When I taught gradient and linear functions earlier in the year, I was able to make use of a wonderful app called Topics in Algebra Part 1. This is almost a textbook in itself, with a wonderful selection of explanations, worked examples, and even animated displays. This would be great learning material on a computer – on a calculator it is just amazing. I coupled this material with students using a CBR™ motion detector, in order to build up an active and robust understanding of gradient as a measure of velocity in Distance-Time graphs – always great fun and a powerful learning learning experience at any level.

The excellent AreaForm app offers students clear animated definitions, examples, explanations and quizzes on the plane figures required for the course. Like many of these new generation tools, students are actively supported in both the learning and assessment of major topics of the course.

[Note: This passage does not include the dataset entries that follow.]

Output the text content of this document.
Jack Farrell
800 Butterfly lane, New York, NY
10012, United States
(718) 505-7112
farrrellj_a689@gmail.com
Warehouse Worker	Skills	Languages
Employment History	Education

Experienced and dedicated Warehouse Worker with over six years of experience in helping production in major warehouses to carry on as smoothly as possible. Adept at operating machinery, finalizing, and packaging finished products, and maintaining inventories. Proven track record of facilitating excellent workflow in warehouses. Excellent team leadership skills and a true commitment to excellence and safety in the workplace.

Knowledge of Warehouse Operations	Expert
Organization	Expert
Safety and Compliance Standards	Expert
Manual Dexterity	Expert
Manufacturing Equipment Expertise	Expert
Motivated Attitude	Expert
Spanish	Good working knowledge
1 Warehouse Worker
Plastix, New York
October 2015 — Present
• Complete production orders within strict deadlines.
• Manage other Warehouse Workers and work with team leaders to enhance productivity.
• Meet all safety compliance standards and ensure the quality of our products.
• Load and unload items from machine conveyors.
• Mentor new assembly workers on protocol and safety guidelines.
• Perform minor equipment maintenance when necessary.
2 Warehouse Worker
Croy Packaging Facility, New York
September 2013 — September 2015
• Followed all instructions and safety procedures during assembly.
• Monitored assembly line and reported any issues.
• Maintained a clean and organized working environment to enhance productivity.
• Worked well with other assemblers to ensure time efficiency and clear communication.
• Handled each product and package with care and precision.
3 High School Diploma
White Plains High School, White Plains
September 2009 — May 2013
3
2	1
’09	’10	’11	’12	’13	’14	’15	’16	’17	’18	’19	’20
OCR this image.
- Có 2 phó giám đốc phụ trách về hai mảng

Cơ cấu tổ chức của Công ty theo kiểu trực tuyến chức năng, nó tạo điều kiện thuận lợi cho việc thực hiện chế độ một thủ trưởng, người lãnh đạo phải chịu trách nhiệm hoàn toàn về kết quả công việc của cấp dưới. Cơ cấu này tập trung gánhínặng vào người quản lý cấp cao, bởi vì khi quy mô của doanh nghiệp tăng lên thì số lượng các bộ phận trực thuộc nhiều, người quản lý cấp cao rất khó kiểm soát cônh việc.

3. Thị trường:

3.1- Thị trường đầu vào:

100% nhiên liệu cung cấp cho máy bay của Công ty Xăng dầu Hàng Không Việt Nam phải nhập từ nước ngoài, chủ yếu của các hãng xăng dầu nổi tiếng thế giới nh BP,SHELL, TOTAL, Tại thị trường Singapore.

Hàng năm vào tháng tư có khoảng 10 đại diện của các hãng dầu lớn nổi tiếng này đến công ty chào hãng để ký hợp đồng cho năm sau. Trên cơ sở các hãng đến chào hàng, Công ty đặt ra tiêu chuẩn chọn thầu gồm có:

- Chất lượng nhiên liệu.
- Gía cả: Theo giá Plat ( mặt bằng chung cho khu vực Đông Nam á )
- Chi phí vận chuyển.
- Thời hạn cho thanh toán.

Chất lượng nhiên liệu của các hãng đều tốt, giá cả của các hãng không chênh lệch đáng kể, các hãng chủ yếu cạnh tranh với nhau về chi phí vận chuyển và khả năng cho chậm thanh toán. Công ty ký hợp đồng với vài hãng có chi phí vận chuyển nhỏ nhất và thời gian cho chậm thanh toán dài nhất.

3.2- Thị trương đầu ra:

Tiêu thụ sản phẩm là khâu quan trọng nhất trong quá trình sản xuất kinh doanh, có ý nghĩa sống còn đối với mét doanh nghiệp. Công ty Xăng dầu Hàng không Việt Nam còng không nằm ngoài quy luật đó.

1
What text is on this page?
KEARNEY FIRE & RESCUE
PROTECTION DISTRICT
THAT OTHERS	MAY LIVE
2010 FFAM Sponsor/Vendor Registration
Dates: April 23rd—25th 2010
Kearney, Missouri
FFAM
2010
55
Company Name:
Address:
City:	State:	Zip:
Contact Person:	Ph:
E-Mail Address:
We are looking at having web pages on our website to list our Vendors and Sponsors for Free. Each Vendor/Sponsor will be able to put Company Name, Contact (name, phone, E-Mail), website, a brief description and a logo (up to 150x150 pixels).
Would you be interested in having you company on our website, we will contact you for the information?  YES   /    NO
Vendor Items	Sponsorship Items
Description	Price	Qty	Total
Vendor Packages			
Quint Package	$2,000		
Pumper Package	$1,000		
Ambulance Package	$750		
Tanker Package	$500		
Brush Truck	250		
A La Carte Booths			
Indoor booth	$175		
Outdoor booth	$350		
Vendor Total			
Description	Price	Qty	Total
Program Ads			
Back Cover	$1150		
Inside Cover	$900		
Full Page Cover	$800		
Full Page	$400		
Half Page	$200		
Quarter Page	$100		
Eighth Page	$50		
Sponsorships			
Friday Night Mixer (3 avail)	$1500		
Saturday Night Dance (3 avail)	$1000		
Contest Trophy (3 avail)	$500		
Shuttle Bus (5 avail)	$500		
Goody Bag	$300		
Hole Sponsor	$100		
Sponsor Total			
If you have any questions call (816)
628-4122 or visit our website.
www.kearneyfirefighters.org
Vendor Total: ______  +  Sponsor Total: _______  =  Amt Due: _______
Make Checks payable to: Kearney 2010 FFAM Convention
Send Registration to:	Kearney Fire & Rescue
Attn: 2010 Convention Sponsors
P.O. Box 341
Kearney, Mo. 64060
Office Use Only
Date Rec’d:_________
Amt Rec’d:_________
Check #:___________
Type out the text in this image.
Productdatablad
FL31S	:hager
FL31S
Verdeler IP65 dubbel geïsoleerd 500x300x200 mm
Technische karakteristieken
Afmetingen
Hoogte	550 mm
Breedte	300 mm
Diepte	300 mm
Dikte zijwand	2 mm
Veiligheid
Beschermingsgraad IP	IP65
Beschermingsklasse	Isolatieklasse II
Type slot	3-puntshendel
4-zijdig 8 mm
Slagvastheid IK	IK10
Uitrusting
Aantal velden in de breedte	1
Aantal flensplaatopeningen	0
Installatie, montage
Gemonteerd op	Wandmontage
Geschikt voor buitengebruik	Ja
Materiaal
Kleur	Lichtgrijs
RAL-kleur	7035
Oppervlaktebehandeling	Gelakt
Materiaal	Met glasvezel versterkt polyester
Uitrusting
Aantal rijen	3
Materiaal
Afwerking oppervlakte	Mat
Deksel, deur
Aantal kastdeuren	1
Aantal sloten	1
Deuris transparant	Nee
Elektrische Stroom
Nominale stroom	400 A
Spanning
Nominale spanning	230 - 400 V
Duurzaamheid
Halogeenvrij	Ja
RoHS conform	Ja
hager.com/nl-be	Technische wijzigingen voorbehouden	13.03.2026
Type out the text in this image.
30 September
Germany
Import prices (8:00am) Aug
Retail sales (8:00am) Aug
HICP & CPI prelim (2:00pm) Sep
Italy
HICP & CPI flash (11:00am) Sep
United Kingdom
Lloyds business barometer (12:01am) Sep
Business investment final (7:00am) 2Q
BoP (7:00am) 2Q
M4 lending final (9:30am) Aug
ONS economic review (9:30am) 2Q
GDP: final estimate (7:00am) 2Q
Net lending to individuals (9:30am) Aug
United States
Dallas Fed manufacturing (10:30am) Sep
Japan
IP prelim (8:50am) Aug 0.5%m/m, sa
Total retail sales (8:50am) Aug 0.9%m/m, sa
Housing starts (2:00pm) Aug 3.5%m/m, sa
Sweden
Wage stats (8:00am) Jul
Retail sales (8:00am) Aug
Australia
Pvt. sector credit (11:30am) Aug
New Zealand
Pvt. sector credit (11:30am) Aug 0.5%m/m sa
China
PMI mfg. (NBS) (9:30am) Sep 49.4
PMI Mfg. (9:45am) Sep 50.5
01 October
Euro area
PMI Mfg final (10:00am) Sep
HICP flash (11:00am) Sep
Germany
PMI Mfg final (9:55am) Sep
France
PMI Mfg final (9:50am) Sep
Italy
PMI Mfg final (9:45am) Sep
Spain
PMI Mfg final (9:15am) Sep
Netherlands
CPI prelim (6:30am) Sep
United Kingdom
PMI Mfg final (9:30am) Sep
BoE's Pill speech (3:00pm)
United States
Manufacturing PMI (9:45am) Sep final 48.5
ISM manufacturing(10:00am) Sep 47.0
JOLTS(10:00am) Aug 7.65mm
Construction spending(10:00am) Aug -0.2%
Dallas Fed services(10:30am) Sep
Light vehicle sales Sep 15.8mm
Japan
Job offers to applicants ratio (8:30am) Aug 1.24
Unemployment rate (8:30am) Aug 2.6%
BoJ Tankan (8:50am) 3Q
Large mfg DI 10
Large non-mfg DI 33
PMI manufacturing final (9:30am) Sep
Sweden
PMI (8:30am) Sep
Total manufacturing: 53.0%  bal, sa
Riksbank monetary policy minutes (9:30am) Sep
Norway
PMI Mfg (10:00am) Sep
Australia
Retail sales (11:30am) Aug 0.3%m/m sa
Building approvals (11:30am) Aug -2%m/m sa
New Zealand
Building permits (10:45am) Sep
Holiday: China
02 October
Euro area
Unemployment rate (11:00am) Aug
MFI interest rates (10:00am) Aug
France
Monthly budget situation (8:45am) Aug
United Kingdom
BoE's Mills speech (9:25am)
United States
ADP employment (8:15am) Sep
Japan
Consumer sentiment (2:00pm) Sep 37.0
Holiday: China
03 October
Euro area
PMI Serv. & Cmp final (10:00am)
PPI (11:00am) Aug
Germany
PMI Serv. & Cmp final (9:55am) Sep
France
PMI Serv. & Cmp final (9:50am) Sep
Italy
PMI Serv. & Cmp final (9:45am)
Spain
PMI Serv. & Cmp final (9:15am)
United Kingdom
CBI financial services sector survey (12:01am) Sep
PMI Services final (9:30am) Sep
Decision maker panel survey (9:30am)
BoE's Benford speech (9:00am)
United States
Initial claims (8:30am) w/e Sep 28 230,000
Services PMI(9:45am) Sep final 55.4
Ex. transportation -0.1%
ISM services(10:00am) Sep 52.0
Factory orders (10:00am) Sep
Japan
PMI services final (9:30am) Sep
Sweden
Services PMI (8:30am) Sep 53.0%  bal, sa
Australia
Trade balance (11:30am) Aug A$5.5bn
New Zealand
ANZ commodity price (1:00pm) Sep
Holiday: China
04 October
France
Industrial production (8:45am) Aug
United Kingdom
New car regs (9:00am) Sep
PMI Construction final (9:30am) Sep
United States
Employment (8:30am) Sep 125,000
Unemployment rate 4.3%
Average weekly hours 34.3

ProbSim offers a fast and effective probability simulator for half a dozen different experiments, including tossing coins, drawing cards, spinners and more, all customisable, all visually effective.

Possibly even more exciting than such specific purpose software tools may be the growing range of open-ended apps, which now extend to include a full spreadsheet (CellSheet™), a word processor (NoteFolio™), personal Organizer, dynamic geometry package (CabriJr™) and even a StudyCards™ app which allows teachers to create their own tests and lesson displays involving both text and graphics – a poor man’s Powerpoint®, if you like!

These new generation calculator tools are not only transforming my teaching and learning practices, they are even changing my day-to-day organization. My TI-83 Plus Silver Edition has become my personal organiser (I have my daily timetable, appointments and contact details on hand always), my markbook (I have created a markbook template in CellSheet™ which is able to link with Excel®) and now even my jotter and notepad. I have always used a TI-92 Plus (or the new Voyage™ 200) as my personal organiser. I now use my 83 Plus. With the advent of the new keyboard (and dynamic geometry as well!) I am finding less reason to look elsewhere.

It is my belief that these tools are fast becoming the next generation of personal technology for schools. Laptops for students (and even their teachers) may be more powerful, but they are far too expensive for most schools, too heavy and not robust enough for the day-to-day demands of school life. These calculators are designed specifically for these conditions, they are compact, able to be used in an increasing array of subject areas and far more affordable than any other alternative. The challenge will be for schools and administrators to stop seeing these as “calculators”, as tools for mathematics and science only, and to realise that they truly have become “personal learning tools” which are cross-curricular, appropriate and affordable for students and their teachers.

Use such tools in your teaching in the future? Mad if you don’t!